The Biden administration has yet to release its FY22 budget, and it is unclear whether the Defense Department will seek additional F-35s this year.
However, Rep. Donald Norcross, D-N.J., who chairs HASC’s Tactical Air and Land Forces Subcommittee, and Rep. John Garamendi, D-Calif., who leads its Readiness Subcommittee, said they may longer support the practice of adding F-35s to the budget.
“Given the overall affordability concerns that exist within the program, I would not support any requests for additional aircraft beyond what is contained in this year’s president’s budget request,” Norcross said during an April 22 hearing on the F-35.
Garamendi later added: “I can assure you that this year, if anybody suggests a plus-up, there will be one hell of a fight. And I don’t propose to lose it.”
Meanwhile, the signatories of the letter argued that the program is mature enough “to continue to the ramp to full rate production,” when a total of 134 F-35s would be purchased per year: 80 F-35As, 24 F-35Bs and 30 F-35Cs.

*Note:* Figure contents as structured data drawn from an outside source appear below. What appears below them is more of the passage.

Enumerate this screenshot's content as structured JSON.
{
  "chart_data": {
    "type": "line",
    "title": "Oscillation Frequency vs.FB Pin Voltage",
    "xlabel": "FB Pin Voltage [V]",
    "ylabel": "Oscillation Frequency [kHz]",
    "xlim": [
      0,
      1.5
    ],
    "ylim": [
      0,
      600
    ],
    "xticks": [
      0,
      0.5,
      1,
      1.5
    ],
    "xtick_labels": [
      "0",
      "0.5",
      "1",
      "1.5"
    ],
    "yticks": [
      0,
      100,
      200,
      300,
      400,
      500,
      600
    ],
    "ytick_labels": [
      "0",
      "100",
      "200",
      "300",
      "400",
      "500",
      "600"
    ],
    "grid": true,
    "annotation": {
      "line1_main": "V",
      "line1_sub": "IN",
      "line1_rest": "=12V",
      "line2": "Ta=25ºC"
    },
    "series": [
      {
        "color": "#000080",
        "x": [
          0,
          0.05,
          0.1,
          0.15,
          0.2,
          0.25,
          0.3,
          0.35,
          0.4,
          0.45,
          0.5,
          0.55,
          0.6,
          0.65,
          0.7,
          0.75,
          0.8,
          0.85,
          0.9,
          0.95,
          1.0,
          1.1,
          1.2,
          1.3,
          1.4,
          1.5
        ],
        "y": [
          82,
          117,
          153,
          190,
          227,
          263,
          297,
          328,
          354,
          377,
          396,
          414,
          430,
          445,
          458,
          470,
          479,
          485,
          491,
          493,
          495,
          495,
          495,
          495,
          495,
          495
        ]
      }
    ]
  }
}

Additionally, the lawmakers are seeking additional funds for the aircraft’s Block 4 modernization program, specifically to “restore previous funding reductions and to address performance challenges to support the integration of new weapons and critical capabilities,” the letter stated.
They also call for Congress to make investments in F-35 sustainment and spare parts, as “current forecasts predict that the organic depots may only be able to meet approximately 42% of the required repair capacity.”